The Department of Environment, Food and Rural Affairs said it was asking the European Commission to review its position.
A Defra spokeswoman said: "This involves birds worldwide...not just the EU.
"Birds going through quarantine come from non-EU countries."
Defra later said its call for an import ban did not include poultry which it says are not classed as "live birds".
'Back-door route'
The request was welcomed by animal welfare charities and the Liberal Democrats, whose rural affairs spokeswoman Baroness Sue Miller had called for the ban.
Julian Hughes, spokesman for the RSPB, said a ban was "the right thing to do" to try to close what he described as a "dangerous back-door route".
"We need to make sure that the other 24 member states line up behind this request," he said.
David Bowles, of the RSPCA, also called on the EU take action, saying it was the right thing to do for "welfare, conservation and disease control reasons".
Quarantine 'working'
Thousands of birds have been slaughtered in South East Asia, Russia, Turkey, Romania and Greece as the contagious virus takes hold.
The parrot in Britain tested positive for the bird flu H5, and scientists are trying to establish whether it has H5N1. The results should be known by Sunday.
As the parrot's death was in quarantine, the UK's disease-free status is unchanged.
Experts had said detecting the virus showed the quarantine system was successful.
All birds held in quarantine are tested for both bird flu and Newcastle disease before being released as standard policy.
'No mutation'
Aberdeen University microbiologist and bird flu expert Professor Hugh Pennington said Britons should not be alarmed by the discovery.

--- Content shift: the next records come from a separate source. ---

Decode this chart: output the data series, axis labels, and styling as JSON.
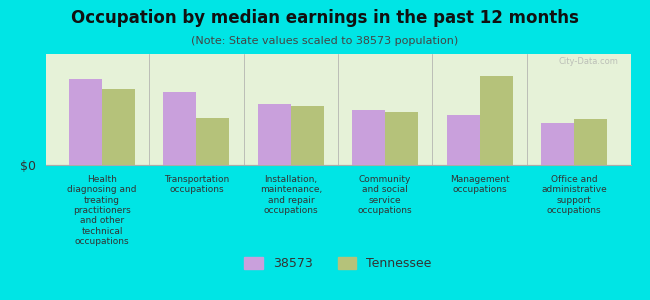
{
  "title": "Occupation by median earnings in the past 12 months",
  "subtitle": "(Note: State values scaled to 38573 population)",
  "background_color": "#00e5e5",
  "plot_bg_top": "#e8f5e8",
  "plot_bg_bottom": "#f0fff0",
  "categories": [
    "Health\ndiagnosing and\ntreating\npractitioners\nand other\ntechnical\noccupations",
    "Transportation\noccupations",
    "Installation,\nmaintenance,\nand repair\noccupations",
    "Community\nand social\nservice\noccupations",
    "Management\noccupations",
    "Office and\nadministrative\nsupport\noccupations"
  ],
  "values_38573": [
    85,
    72,
    60,
    55,
    50,
    42
  ],
  "values_tennessee": [
    75,
    47,
    58,
    53,
    88,
    46
  ],
  "color_38573": "#c9a0dc",
  "color_tennessee": "#b5c27a",
  "ylabel": "$0",
  "legend_label_1": "38573",
  "legend_label_2": "Tennessee",
  "watermark": "City-Data.com"
}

He said the virus had been "doing the rounds of the Far East for about 10 years" but still had not mutated into the "form that we really fear - the form that could infect people on any scale at all".
The head of the Medical Research Council, Professor Colin Blakemore, said the discovery of the virus would have been more worrying in a migratory bird.
He said: "Clearly birds in quarantine are not in contact with domestic birds, with farm birds in this country."
Professor Blakemore is leading a team of scientists leaving for Asia on Sunday to research bird flu.
They will visit China, Vietnam and Hong Kong.